To bridge the two, the authors introduce a PCA‑probe: they generate N² concept vectors for all combinations of N colors and N shapes, apply principal component analysis, and retain only the 2N‑2 components that correspond to independent variation along each categorical axis. This regularization forces the discriminative vectors to respect the known factor structure, reducing reliance on accidental correlations.

The core experimental contribution is a causal steering intervention. Given a source concept A and a target concept B, each represented by normalized vectors ˆv_A and ˆv_B, they modify every token h_t in the residual stream as follows:

 h′_t = h_t – (h_t·ˆv_A)ˆv_A + (h_t·ˆv_A)ˆv_B

This operation removes the component of the activation aligned with concept A and injects an equal‑magnitude component aligned with concept B. Because the scaling is derived from each token’s own projection onto ˆv_A, the intervention preserves the original intensity of unrelated features and minimizes collateral disruption.

The authors evaluate steering on a set of 60 real‑world images spanning six colors.
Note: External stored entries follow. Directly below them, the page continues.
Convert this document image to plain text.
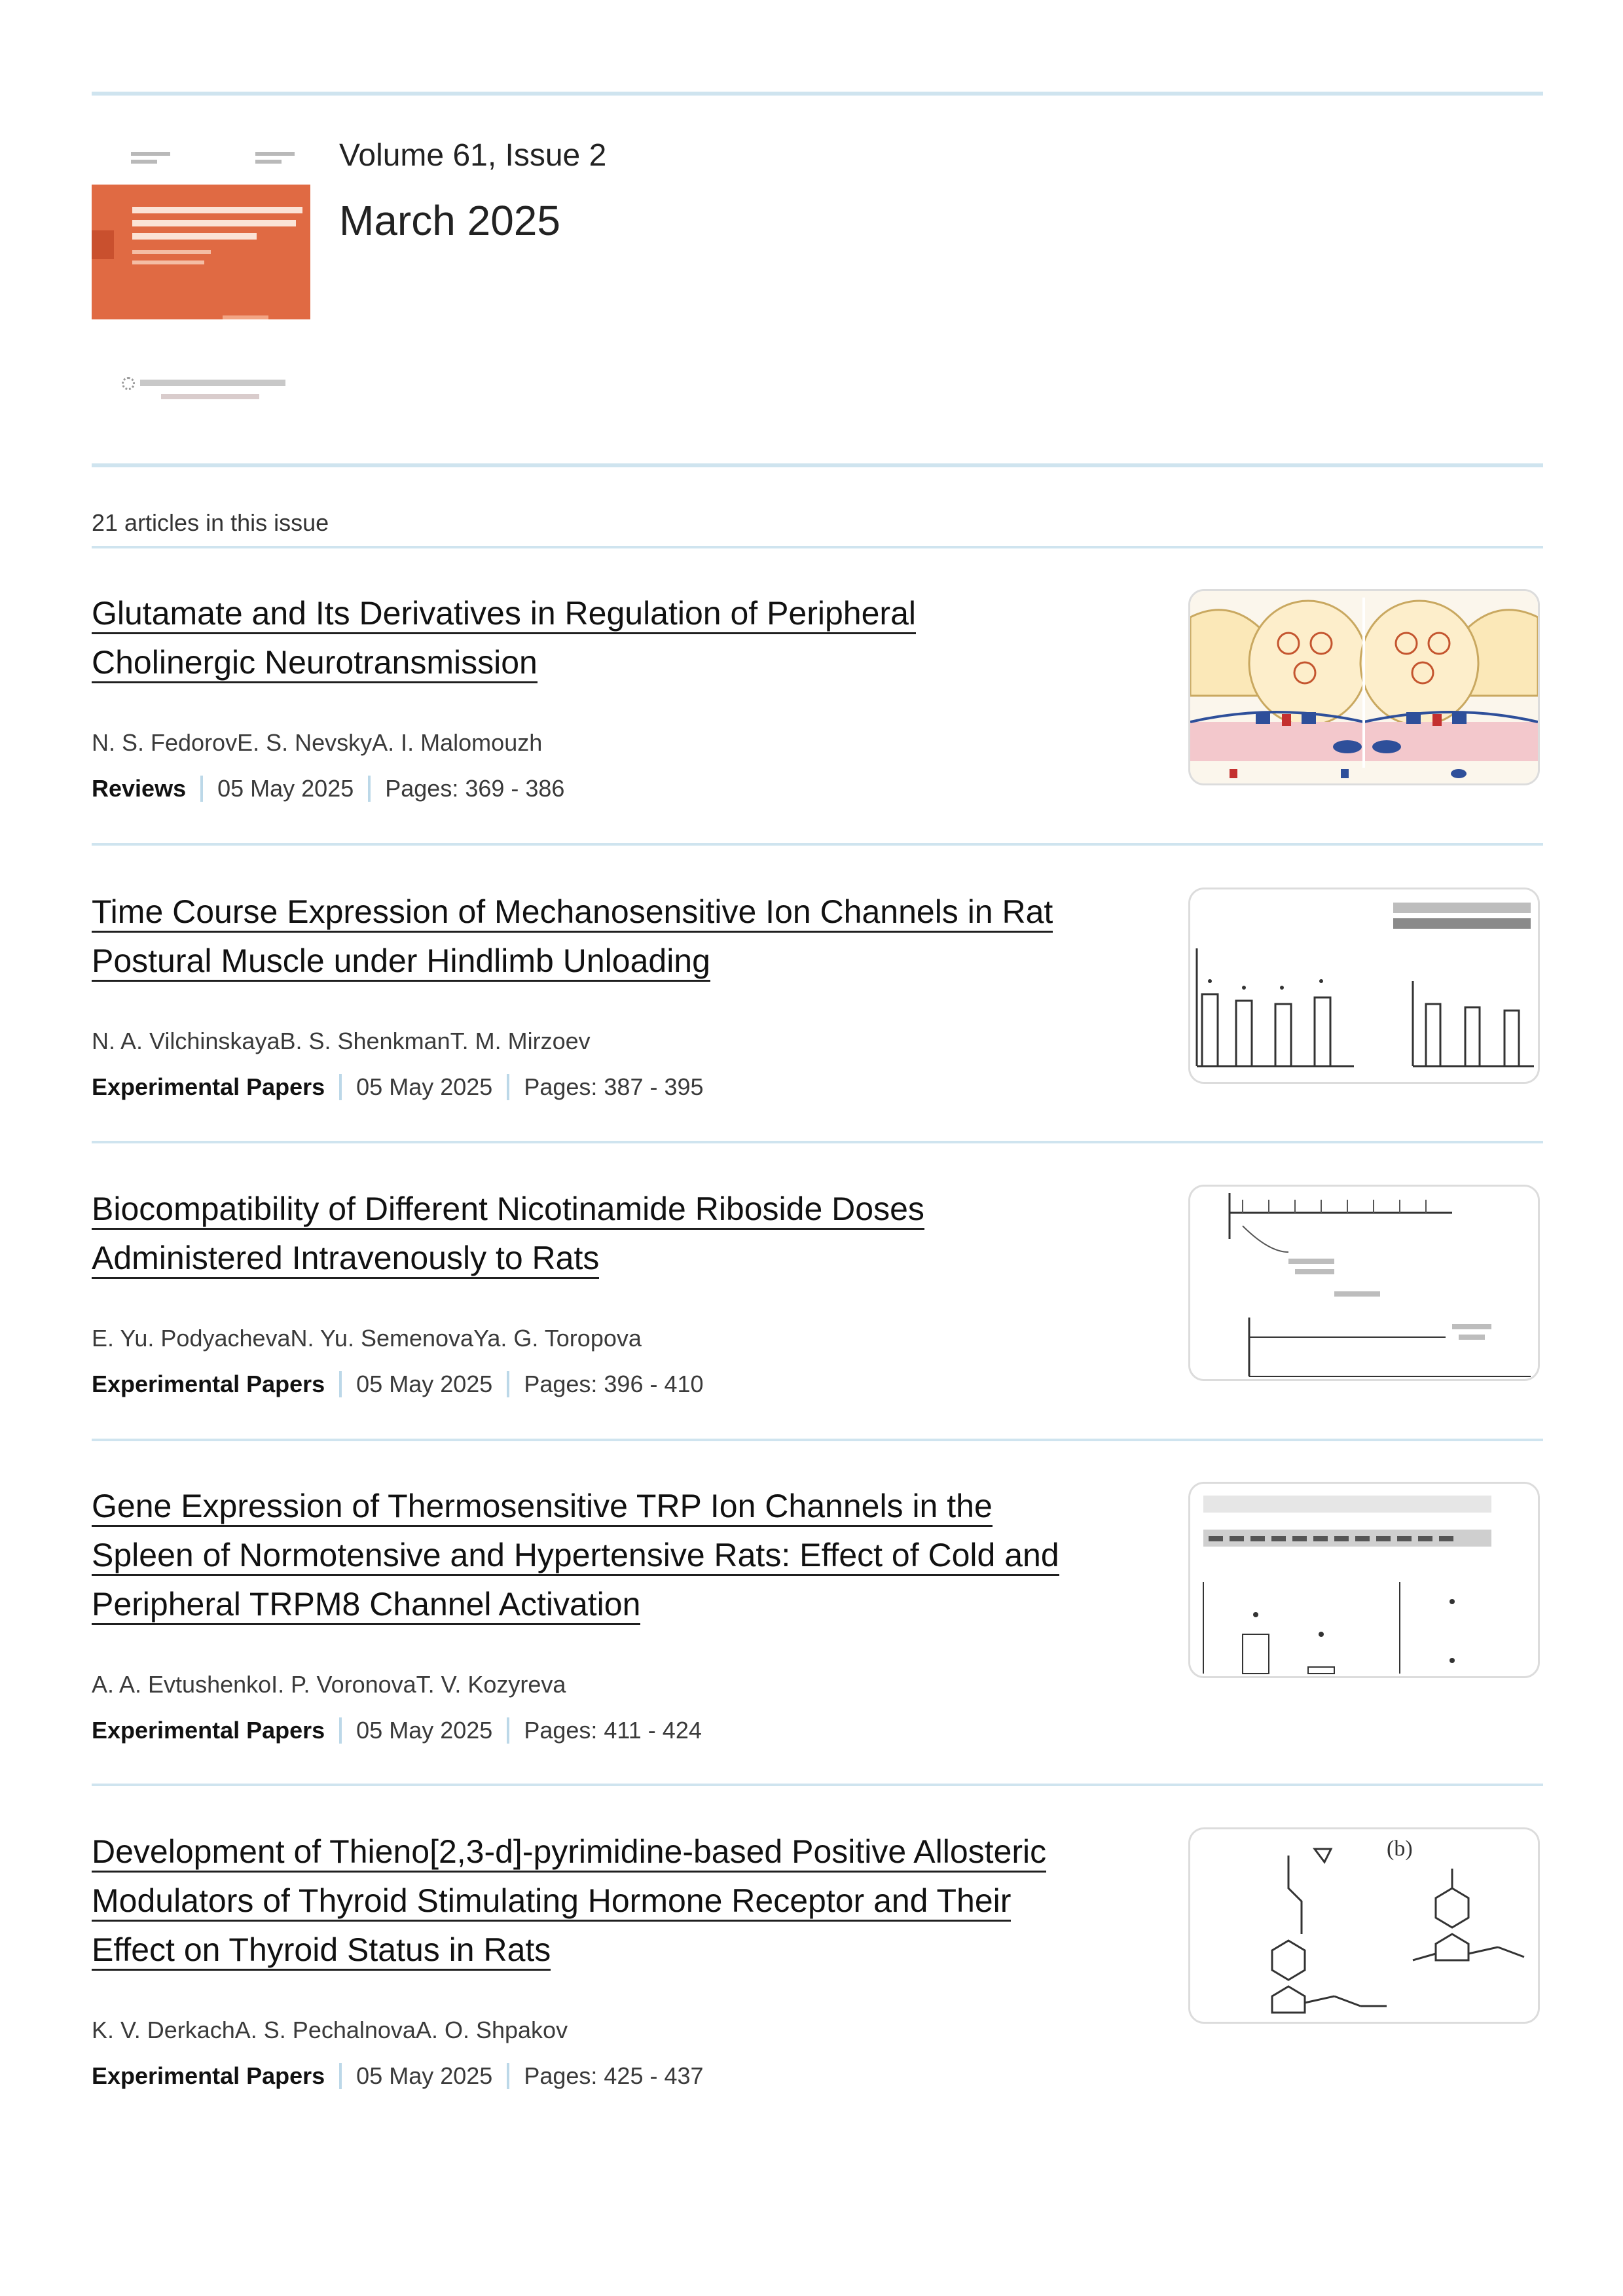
Volume 61, Issue 2
March 2025
21 articles in this issue
Glutamate and Its Derivatives in Regulation of Peripheral
Cholinergic Neurotransmission
N. S. FedorovE. S. NevskyA. I. Malomouzh
Reviews 05 May 2025 Pages: 369 - 386
Time Course Expression of Mechanosensitive Ion Channels in Rat
Postural Muscle under Hindlimb Unloading
N. A. VilchinskayaB. S. ShenkmanT. M. Mirzoev
Experimental Papers 05 May 2025 Pages: 387 - 395
Biocompatibility of Different Nicotinamide Riboside Doses
Administered Intravenously to Rats
E. Yu. PodyachevaN. Yu. SemenovaYa. G. Toropova
Experimental Papers 05 May 2025 Pages: 396 - 410
Gene Expression of Thermosensitive TRP Ion Channels in the
Spleen of Normotensive and Hypertensive Rats: Effect of Cold and
Peripheral TRPM8 Channel Activation
A. A. EvtushenkoI. P. VoronovaT. V. Kozyreva
Experimental Papers 05 May 2025 Pages: 411 - 424
Development of Thieno[2,3-d]-pyrimidine-based Positive Allosteric
Modulators of Thyroid Stimulating Hormone Receptor and Their
Effect on Thyroid Status in Rats
K. V. DerkachA. S. PechalnovaA. O. Shpakov
Experimental Papers 05 May 2025 Pages: 425 - 437
(b)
For each ordered pair of colors they attempt to “erase” the ground‑truth color vector and inject the target color vector, then query the model for the reported color. Success rates differ markedly across extraction methods and models. Centroid‑based vectors achieve the highest performance (e.g., 84.7 % on Qwen, 88.4 % on InternVL, 95.7 % on Gemma), whereas supervised probes and PCA‑probes lag behind (typically 3–16 %). This demonstrates that the distilled vectors capture causally relevant internal representations, while probe‑derived vectors often reflect superficial discriminative patterns.

Beyond steering, the authors compute cosine similarities between all pairs of concept vectors and find a strong positive correlation between vector overlap and the frequency of binding errors in the original, un‑steered models. In other words, when the latent directions for “red” and “square” are not orthogonal, the model is more likely to produce an illusory conjunction such as “red square” when the scene actually contains a red circle and a blue square. This empirical link supports the central claim: geometric interference—i.e., insufficient angular separation between concept directions—drives many VLM failures.
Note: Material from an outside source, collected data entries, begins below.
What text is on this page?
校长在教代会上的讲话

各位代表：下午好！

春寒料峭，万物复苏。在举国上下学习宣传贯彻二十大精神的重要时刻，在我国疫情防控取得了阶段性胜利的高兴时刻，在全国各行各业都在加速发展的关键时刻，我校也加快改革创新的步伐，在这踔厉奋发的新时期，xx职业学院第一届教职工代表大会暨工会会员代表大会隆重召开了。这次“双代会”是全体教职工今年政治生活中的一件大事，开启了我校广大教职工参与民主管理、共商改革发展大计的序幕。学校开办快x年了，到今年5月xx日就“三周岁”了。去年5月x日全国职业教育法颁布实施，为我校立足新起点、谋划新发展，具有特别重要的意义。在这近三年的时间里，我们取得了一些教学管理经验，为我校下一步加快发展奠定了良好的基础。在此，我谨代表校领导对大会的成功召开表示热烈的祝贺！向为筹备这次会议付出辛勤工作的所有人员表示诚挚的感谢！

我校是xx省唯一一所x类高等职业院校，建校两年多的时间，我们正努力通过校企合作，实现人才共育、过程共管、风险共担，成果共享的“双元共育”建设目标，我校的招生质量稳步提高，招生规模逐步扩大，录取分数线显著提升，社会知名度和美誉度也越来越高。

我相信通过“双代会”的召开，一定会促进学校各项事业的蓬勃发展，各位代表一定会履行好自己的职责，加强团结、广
The paper situates these findings within cognitive neuroscience, drawing parallels to the human binding problem described by Treisman and Gelade (1980). Human vision mitigates interference through serial attention, effectively allocating separate temporal slots to each object. Current VLMs lack such a mechanism, processing an entire scene in a single feed‑forward pass, which forces a compression of rich visual information into a limited token sequence. The authors label this tension the “Curse of Generalization”: the same compositional representations that enable systematic generalization also make the model vulnerable to interference when many concepts co‑occur.

In the discussion, the authors propose several avenues for future work: (1) integrating attention‑like temporal sequencing into multimodal architectures to allocate distinct sub‑spaces for each object, (2) designing training objectives that explicitly penalize cosine similarity between concept vectors, thereby encouraging orthogonal representations, and (3) extending the steering framework to more complex, hierarchical concepts (e.g., “red striped shirt”) to test the limits of linear manipulability.

Overall, the study provides a rigorous mechanistic account of VLM visual failures, introduces robust methods for extracting and validating concept vectors, and demonstrates that intervening directly in the latent geometry can both diagnose and remediate errors. By linking representational geometry to observable behavior, the work offers a concrete quantitative framework for future interpretability and robustness research in multimodal AI.